Now…how do I apply that logic to scanning tables of contents for worthy news items?

Research Blogging IconNikolaos Konstantinou, Dimitrios-Emmanuel Spanos, Periklis Stavrou, & Nikolas Mitrou (2010). Technically approaching the semantic web bottleneck Int. J. Web Engineering and Technology, 6 (1), 83-111

8 thoughts on “What’s the point of the semantic web?”

  1. @Nikolaos Ultimately, you will have a query with which you can filter all news; Picture it as your own window to the internet which shows only the news items you want to see. This query would filter out all “newsworthy” news for you by putting your criteria into “machine-readable” form. Since there are no semantic (i.e. RDFa) annotated news feeds at this point, it is a little early to create this query.

    @Jess Semantic Web is an vision/ideology of what the web can become. Semantic Technology is the technological component that has the ability to realize the potential of this semantic web. How we can or should implement this vision is up to us. So feel free to start a study to explore the requirements for the semantic web, and the pitfalls, etc…. :-)

  2. 30 years ago I became interested in AI and Machine Natural Language Translation. I found much to my chagrin that symbolists, who believe in the arbitrariness of signs, and structuralists, who think that the combinatory nature of syntax is all important, ruled the roost, taking their marching orders from Chomskyan-style linguistics which dominated at the time.

    Because of this ideological bias both linguistics and related computer-oriented sciences have been blindered and hogtied for many decades, with no clear end in sight. The Semantic Web suffers from the same adherence to received wisdom at its very core.

    In fact human languages vary enormously with regard to degrees and types of motivational pressures that continually reshape their workings, but the distributions themselves appear to be lawful. Much of ‘linguistic typology’ has been concerned with working out these distributions. But there is much more yet to be done. There is often information buried within the actual forms of word roots, stems, inflections, phrase and clause structures and so on that is NOT arbitrarily assigned- other information is statistical in nature.

    Until we figure out how the different subsystems interact with each other, exchanging membership or areas of influence over time, etc., any creation such as the Semantic Web, based as it is upon incomplete knowledge and inadequate theory, is bound to be very imperfect.

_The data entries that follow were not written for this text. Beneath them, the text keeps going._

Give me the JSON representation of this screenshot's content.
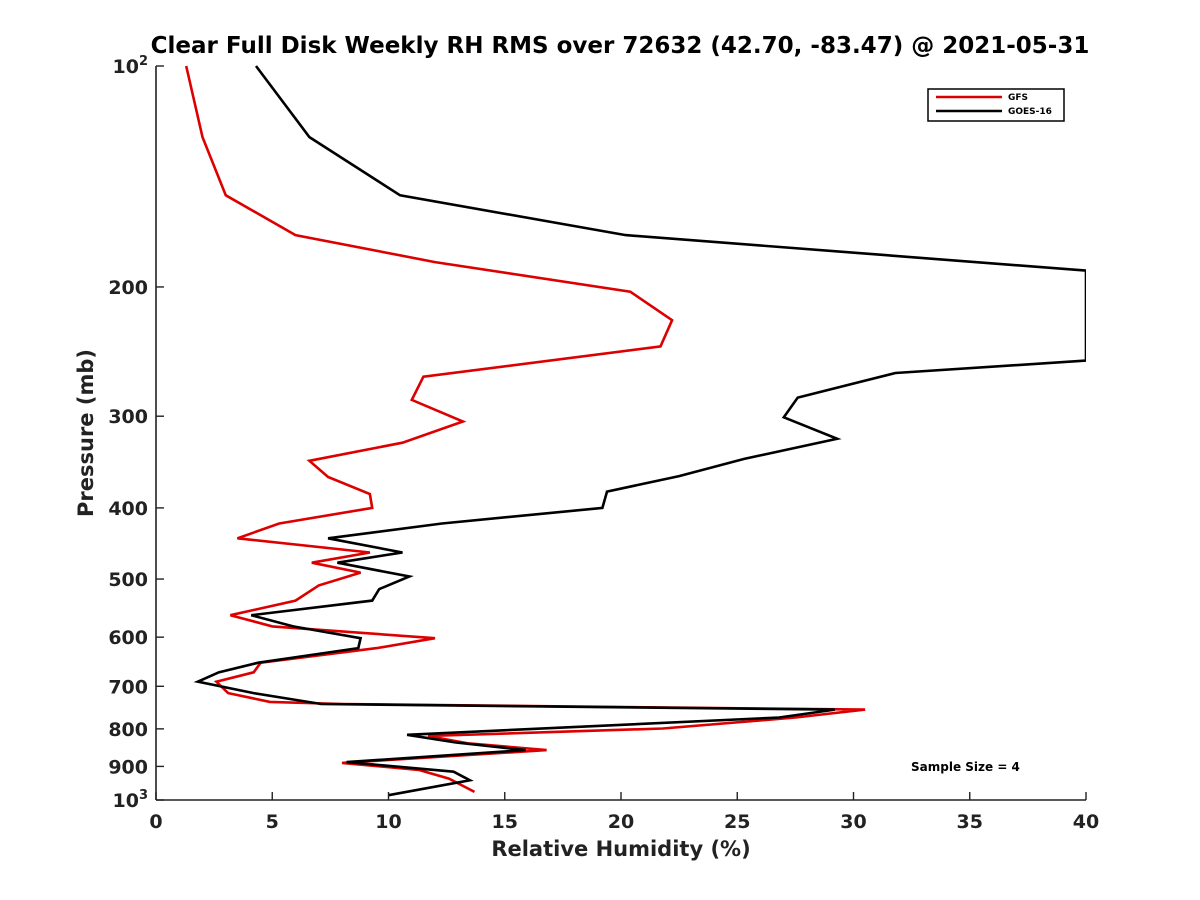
{
  "chart_data": {
    "type": "line",
    "title": "Clear Full Disk Weekly RH RMS over 72632 (42.70, -83.47) @ 2021-05-31",
    "xlabel": "Relative Humidity (%)",
    "ylabel": "Pressure (mb)",
    "xlim": [
      0,
      40
    ],
    "ylim": [
      100,
      1000
    ],
    "y_scale": "log",
    "y_reversed": true,
    "x_ticks": [
      "0",
      "5",
      "10",
      "15",
      "20",
      "25",
      "30",
      "35",
      "40"
    ],
    "y_ticks": [
      {
        "value": 100,
        "label": "10",
        "sup": "2"
      },
      {
        "value": 200,
        "label": "200"
      },
      {
        "value": 300,
        "label": "300"
      },
      {
        "value": 400,
        "label": "400"
      },
      {
        "value": 500,
        "label": "500"
      },
      {
        "value": 600,
        "label": "600"
      },
      {
        "value": 700,
        "label": "700"
      },
      {
        "value": 800,
        "label": "800"
      },
      {
        "value": 900,
        "label": "900"
      },
      {
        "value": 1000,
        "label": "10",
        "sup": "3"
      }
    ],
    "grid": false,
    "legend_position": "top-right",
    "annotation": "Sample Size = 4",
    "series": [
      {
        "name": "GFS",
        "color": "#dd0000",
        "points": [
          [
            1.3,
            100
          ],
          [
            2.0,
            125
          ],
          [
            3.0,
            150
          ],
          [
            6.0,
            170
          ],
          [
            12.0,
            185
          ],
          [
            20.4,
            203
          ],
          [
            22.2,
            222
          ],
          [
            21.7,
            241
          ],
          [
            11.5,
            265
          ],
          [
            11.0,
            285
          ],
          [
            13.2,
            305
          ],
          [
            10.6,
            326
          ],
          [
            6.6,
            345
          ],
          [
            7.4,
            363
          ],
          [
            9.2,
            383
          ],
          [
            9.3,
            400
          ],
          [
            5.3,
            420
          ],
          [
            3.5,
            440
          ],
          [
            9.2,
            460
          ],
          [
            6.7,
            475
          ],
          [
            8.8,
            490
          ],
          [
            7.0,
            510
          ],
          [
            6.0,
            535
          ],
          [
            3.2,
            560
          ],
          [
            5.0,
            580
          ],
          [
            12.0,
            602
          ],
          [
            9.5,
            621
          ],
          [
            4.5,
            650
          ],
          [
            4.2,
            670
          ],
          [
            2.6,
            690
          ],
          [
            3.1,
            715
          ],
          [
            4.9,
            735
          ],
          [
            8.0,
            740
          ],
          [
            30.5,
            753
          ],
          [
            27.5,
            772
          ],
          [
            21.8,
            799
          ],
          [
            11.7,
            818
          ],
          [
            13.4,
            837
          ],
          [
            16.8,
            855
          ],
          [
            8.0,
            890
          ],
          [
            11.3,
            910
          ],
          [
            12.6,
            935
          ],
          [
            13.7,
            975
          ]
        ]
      },
      {
        "name": "GOES-16",
        "color": "#000000",
        "points": [
          [
            4.3,
            100
          ],
          [
            6.6,
            125
          ],
          [
            10.5,
            150
          ],
          [
            20.2,
            170
          ],
          [
            40.0,
            190
          ],
          [
            40.0,
            252
          ],
          [
            31.8,
            262
          ],
          [
            27.6,
            283
          ],
          [
            27.0,
            301
          ],
          [
            29.3,
            322
          ],
          [
            25.3,
            343
          ],
          [
            22.5,
            362
          ],
          [
            19.4,
            380
          ],
          [
            19.2,
            400
          ],
          [
            12.3,
            420
          ],
          [
            7.4,
            440
          ],
          [
            10.6,
            460
          ],
          [
            7.8,
            475
          ],
          [
            10.9,
            496
          ],
          [
            9.6,
            516
          ],
          [
            9.3,
            535
          ],
          [
            4.1,
            560
          ],
          [
            5.9,
            580
          ],
          [
            8.8,
            602
          ],
          [
            8.7,
            621
          ],
          [
            4.4,
            650
          ],
          [
            2.7,
            670
          ],
          [
            1.8,
            690
          ],
          [
            4.2,
            715
          ],
          [
            7.1,
            740
          ],
          [
            29.2,
            753
          ],
          [
            26.8,
            772
          ],
          [
            10.8,
            815
          ],
          [
            12.9,
            835
          ],
          [
            15.9,
            855
          ],
          [
            8.2,
            888
          ],
          [
            12.8,
            915
          ],
          [
            13.5,
            940
          ],
          [
            10.0,
            985
          ]
        ]
      }
    ]
  }
}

On the up side, there are still fortunes to be made by those who realize this.

  3. @lylebot It was only a short taster post not meant as a full-blown introduction.

    Yes, you’re right not all searches are logical, but how many hours have you carried out searches to no avail only to learn a tip many months down that line that would’ve given you a sharper search string and helped you home in on the information you needed with much greater precision and in a fraction of the time?

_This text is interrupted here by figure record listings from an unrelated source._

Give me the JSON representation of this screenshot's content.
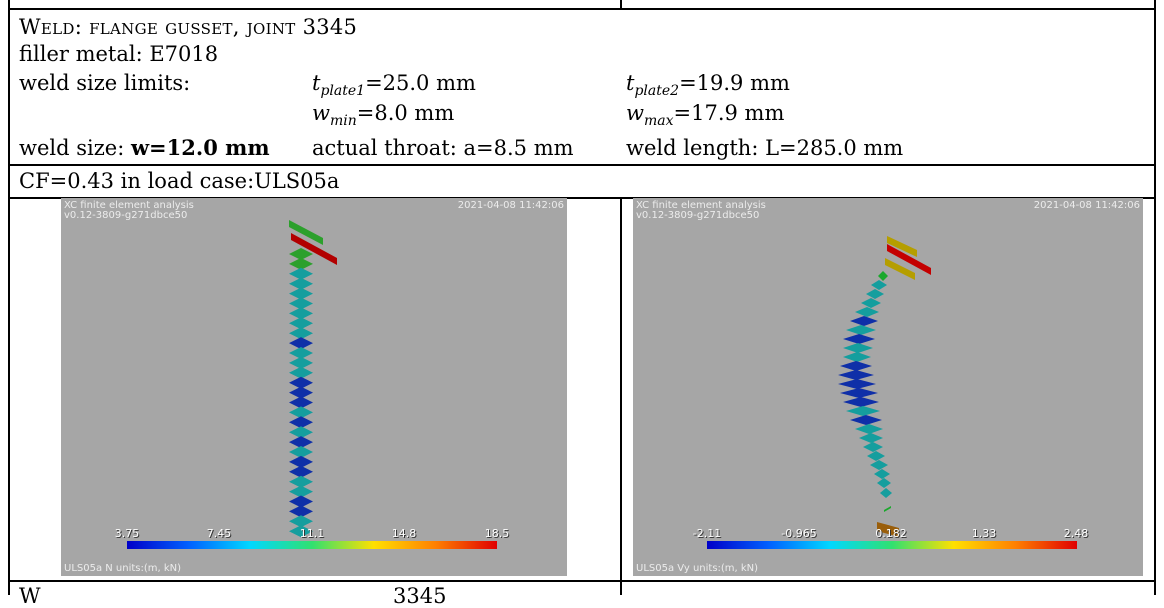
{
  "weld": {
    "title": "Weld: flange gusset, joint 3345",
    "filler_metal": "filler metal: E7018",
    "size_limits_label": "weld size limits:",
    "t_plate1": {
      "base": "t",
      "sub": "plate1",
      "rest": "=25.0 mm"
    },
    "t_plate2": {
      "base": "t",
      "sub": "plate2",
      "rest": "=19.9 mm"
    },
    "w_min": {
      "base": "w",
      "sub": "min",
      "rest": "=8.0 mm"
    },
    "w_max": {
      "base": "w",
      "sub": "max",
      "rest": "=17.9 mm"
    },
    "weld_size_label": "weld size: ",
    "weld_size_value": "w=12.0 mm",
    "throat": "actual throat: a=8.5 mm",
    "length": "weld length: L=285.0 mm",
    "cf_line": "CF=0.43 in load case:ULS05a"
  },
  "panels": [
    {
      "header_left_1": "XC finite element analysis",
      "header_left_2": "v0.12-3809-g271dbce50",
      "timestamp": "2021-04-08 11:42:06",
      "footer": "ULS05a N units:(m, kN)",
      "scale_labels": [
        "3.75",
        "7.45",
        "11.1",
        "14.8",
        "18.5"
      ],
      "colors": {
        "green": "#2ca02c",
        "red": "#b20000",
        "teal": "#159e9e",
        "blue": "#0f2fa8"
      }
    },
    {
      "header_left_1": "XC finite element analysis",
      "header_left_2": "v0.12-3809-g271dbce50",
      "timestamp": "2021-04-08 11:42:06",
      "footer": "ULS05a Vy units:(m, kN)",
      "scale_labels": [
        "-2.11",
        "-0.965",
        "0.182",
        "1.33",
        "2.48"
      ],
      "colors": {
        "olive": "#b59e00",
        "red": "#c40000",
        "green": "#1aa82c",
        "teal": "#159e9e",
        "blue": "#0f2fa8",
        "brown": "#9a5e0a"
      }
    }
  ],
  "next_row_fragment": {
    "start": "W",
    "end": "3345"
  }
}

    It’s that kind of aspect of the semantic web that brings its power to bear. Moreover, who wants to manually search a billion-entry database on the off-chance that a serendipitous string brings up one useful entry, when a machine might find a dozen that are even more relevant in a tiny fraction of the time?

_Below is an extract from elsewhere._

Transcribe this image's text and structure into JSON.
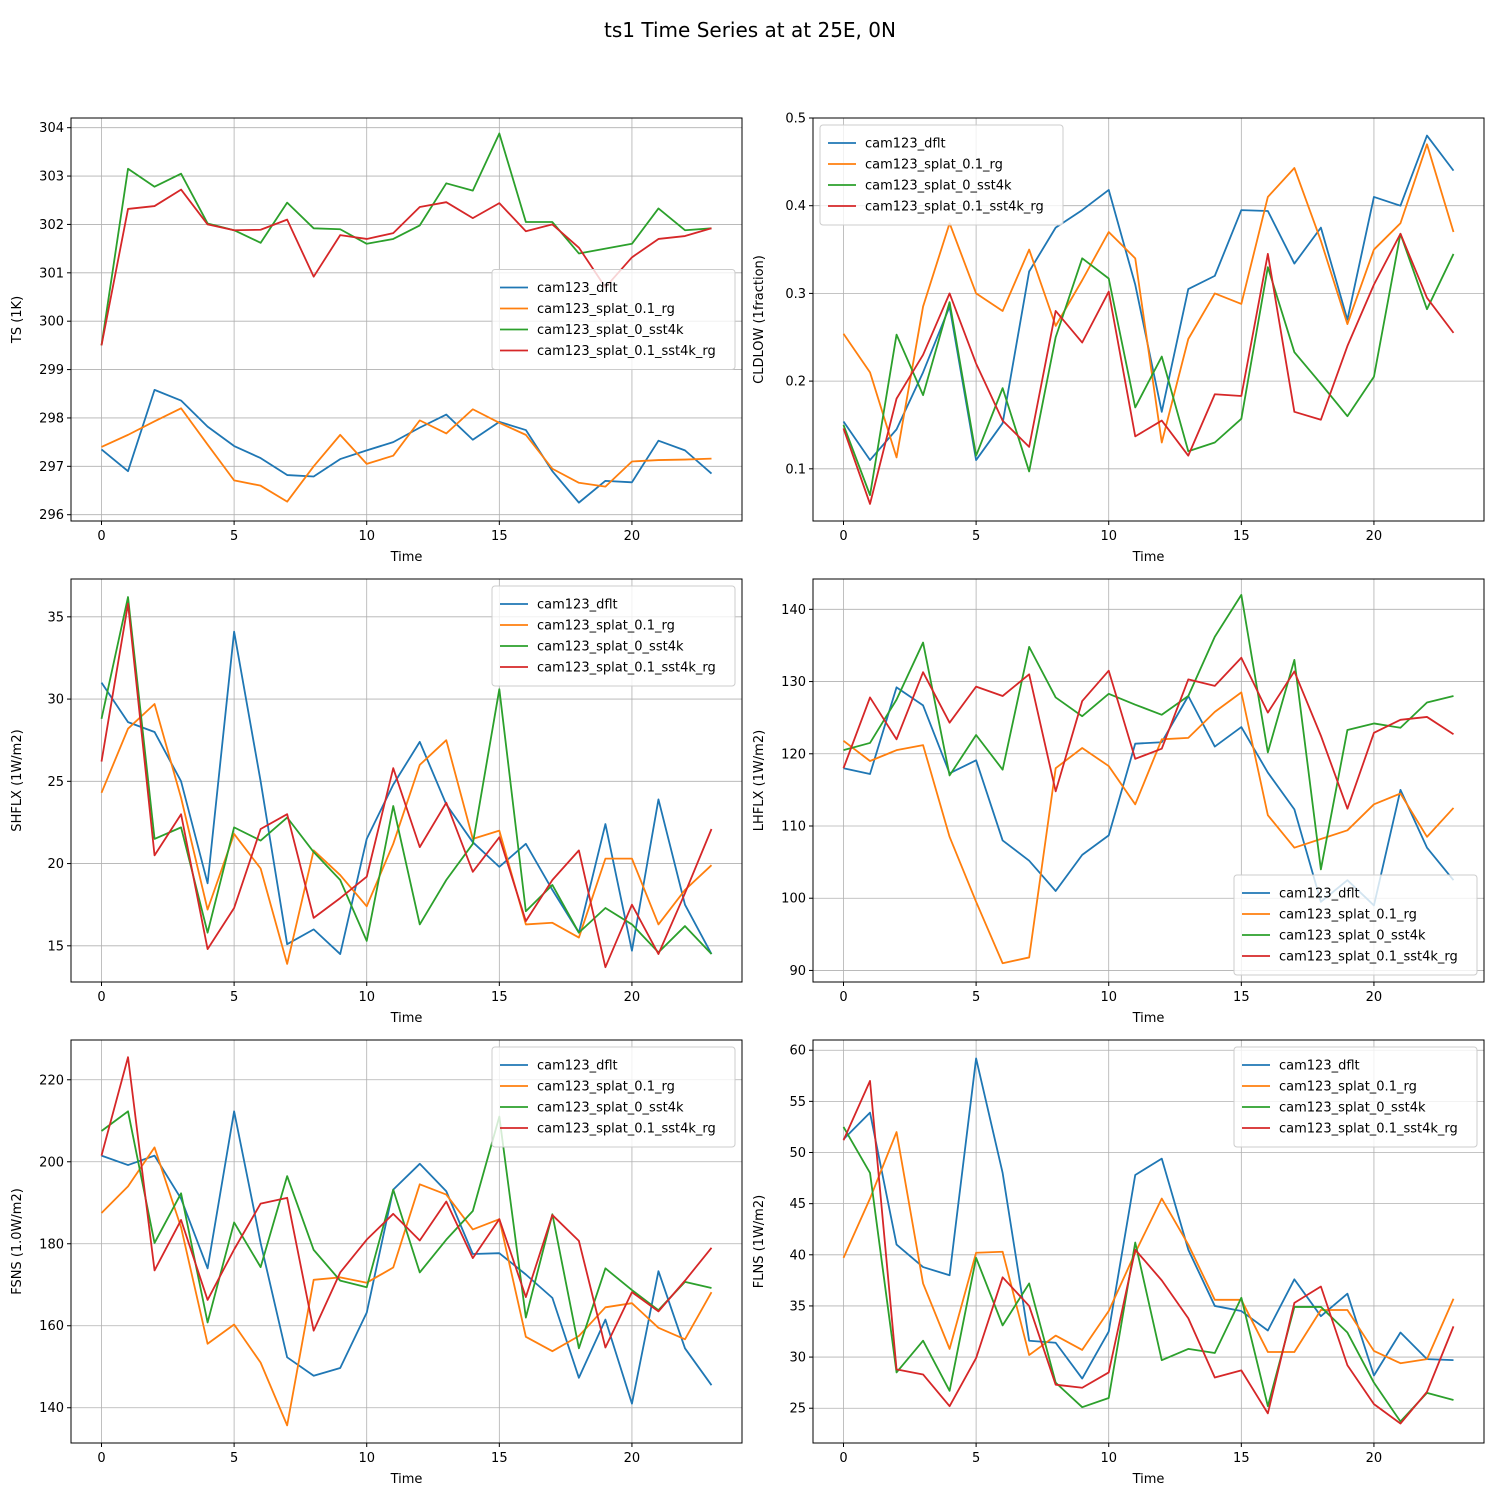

  4. But human language is not strictly logical. Think about some of your recent searches, the pages that you found relevant, and the information presented in them. Can you formulate that information as precise logical statements? Can you formulate a strictly inferential path from your query to that information? It’s much harder than it sounds, and in my opinion it is not something that can be done in a way that preserves the utility of the web.

    That’s not to denigrate the semantic web as a whole. I actually don’t know a lot about it, but I do know some very smart people working on it, so I assume there’s something there. I’m skeptical about what’s presented in this post, however.